3.   Marking Criteria

The marking criteria below will be used. The marks will be scaled to each section with the relevant parts of the criteria applied to each.

-    The final mark for the report will be given on a scale of 0 to 100.

-     For the modelling section, failure to use exactly one approach from each list as instructed in 2.2.3 will result on a penalty of 10 points.

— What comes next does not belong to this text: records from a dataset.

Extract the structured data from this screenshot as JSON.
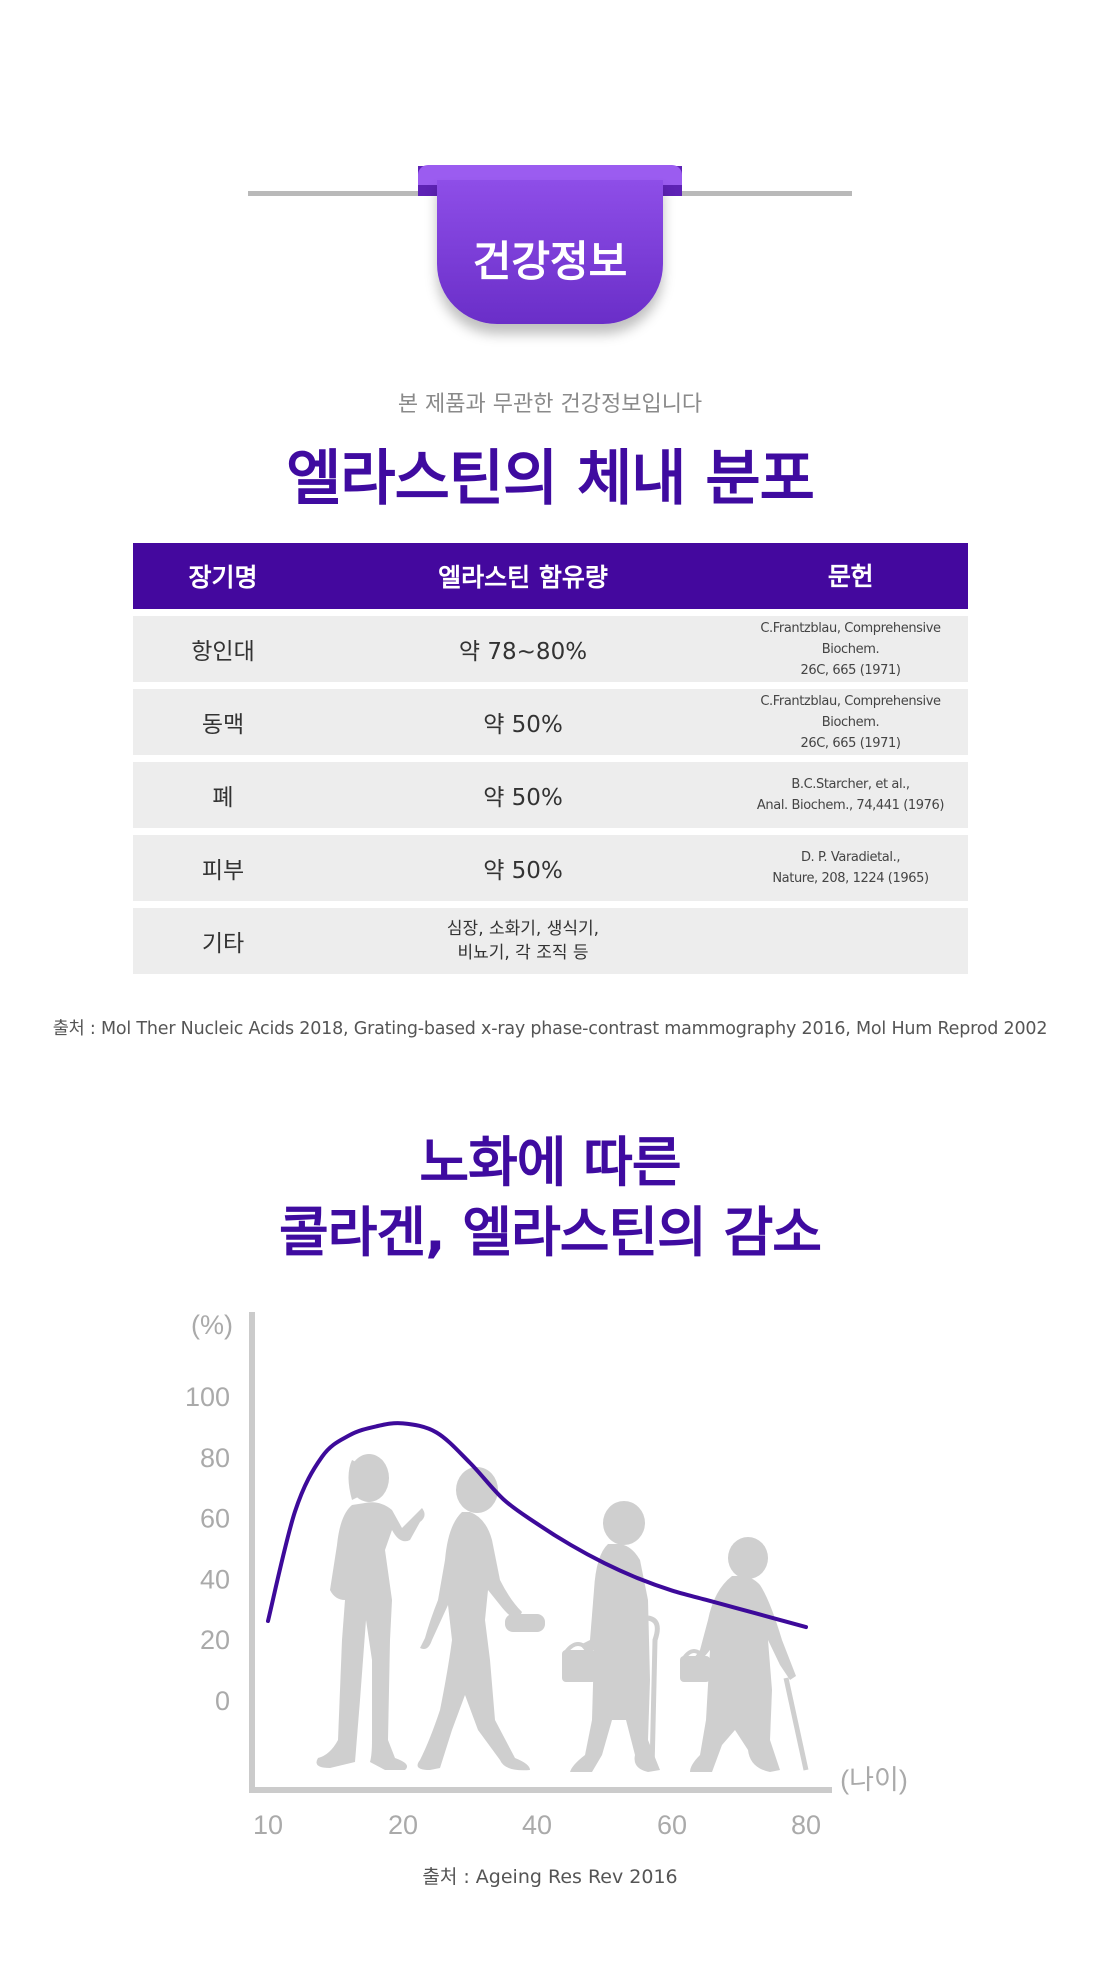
{
  "header": {
    "badge": "건강정보",
    "subtitle": "본 제품과 무관한 건강정보입니다",
    "title": "엘라스틴의 체내 분포"
  },
  "table": {
    "headers": [
      "장기명",
      "엘라스틴 함유량",
      "문헌"
    ],
    "rows": [
      {
        "organ": "항인대",
        "content": "약 78~80%",
        "ref1": "C.Frantzblau, Comprehensive Biochem.",
        "ref2": "26C, 665 (1971)"
      },
      {
        "organ": "동맥",
        "content": "약 50%",
        "ref1": "C.Frantzblau, Comprehensive Biochem.",
        "ref2": "26C, 665 (1971)"
      },
      {
        "organ": "폐",
        "content": "약 50%",
        "ref1": "B.C.Starcher, et al.,",
        "ref2": "Anal. Biochem., 74,441 (1976)"
      },
      {
        "organ": "피부",
        "content": "약 50%",
        "ref1": "D. P. Varadietal.,",
        "ref2": "Nature, 208, 1224 (1965)"
      },
      {
        "organ": "기타",
        "content1": "심장, 소화기, 생식기,",
        "content2": "비뇨기, 각 조직 등",
        "ref1": "",
        "ref2": ""
      }
    ]
  },
  "source1": "출처 : Mol Ther Nucleic Acids 2018, Grating-based x-ray phase-contrast mammography 2016, Mol Hum Reprod 2002",
  "section2": {
    "title_line1": "노화에 따른",
    "title_line2": "콜라겐, 엘라스틴의 감소"
  },
  "chart_data": {
    "type": "line",
    "title": "",
    "xlabel": "(나이)",
    "ylabel": "(%)",
    "x_ticks": [
      "10",
      "20",
      "40",
      "60",
      "80"
    ],
    "y_ticks": [
      "0",
      "20",
      "40",
      "60",
      "80",
      "100"
    ],
    "ylim": [
      0,
      100
    ],
    "series": [
      {
        "color": "#3d0a9a",
        "x": [
          10,
          12,
          14,
          16,
          18,
          20,
          25,
          30,
          35,
          40,
          45,
          50,
          55,
          60,
          65,
          70,
          75,
          80
        ],
        "y": [
          26,
          62,
          80,
          87,
          90,
          91,
          88,
          78,
          66,
          58,
          51,
          45,
          40,
          36,
          33,
          30,
          27,
          24
        ]
      }
    ],
    "grid": false,
    "legend": "none"
  },
  "source2": "출처 : Ageing Res Rev 2016"
}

-     Marks in the range 80- 100 are reserved for exceptional work.

Mark

Criteria

80-100

The report is exemplary, providing clear evidence of a complete grasp of both the statistical methods employed, and their interpretation in the given context. The report is exceptionally well-designed, concisely offering relevant information and strong commentary at all points. The English used is faultless.

70-79

The report is excellent, providing strong evidence of a complete grasp of the machine learning techniques employed, along with a thorough understanding of how to interpret them in the given context. The report is very well-designed, frequently offering relevant  information and strong commentary. The English used is very strong.

60-69

The report is good, providing evidence of a strong grasp of the statistical methods employed, along with some understanding of how to interpret them in the given context. The report is well-designed, offering relevant information and satisfactory commentary.

The English used is good.

50-59

The report is acceptable, and provides evidence of a reasonable grasp of the machine    learning techniques employed, although with limited evidence of an ability to interpret them in context. The report is acceptable in design, though some information is not relevant, or is inappropriately placed. There are some flaws in the English used.

40-49

The report contains insufficient evidence of a reasonable grasp of the machine learning  techniques employed, although there is some evidence present. The context of the data is under-served or presented inaccurately. The report is flawed in design, with limited examples of relevant information. The English used is flawed, and sometimes poor.

30-39

The report is unacceptable, containing little evidence of a reasonable grasp of the machine learning techniques employed. The context of the data is under-served or presented inaccurately. The report is badly flawed in design, difficult to read and with limited examples of relevant information and numerous errors. The English used is often poor.

20-29

The report is unacceptable, containing little evidence of a reasonable grasp of the machine learning techniques employed. The context of the data is ignored or presented  with major errors. The report is extremely badly flawed in design, extremely difficult to   read and with almost no examples of relevant information and numerous serious errors. The English used is very poor.

0-19

The report is completely unacceptable, containing no evidence of any grasp of the machine learning techniques employed. The context of the data is ignored or presented without any accuracy. The report is exceptionally badly flawed in design, almost impossible to read and with no examples of relevant information, and with numerous serious errors. The English used is essentially unreadable.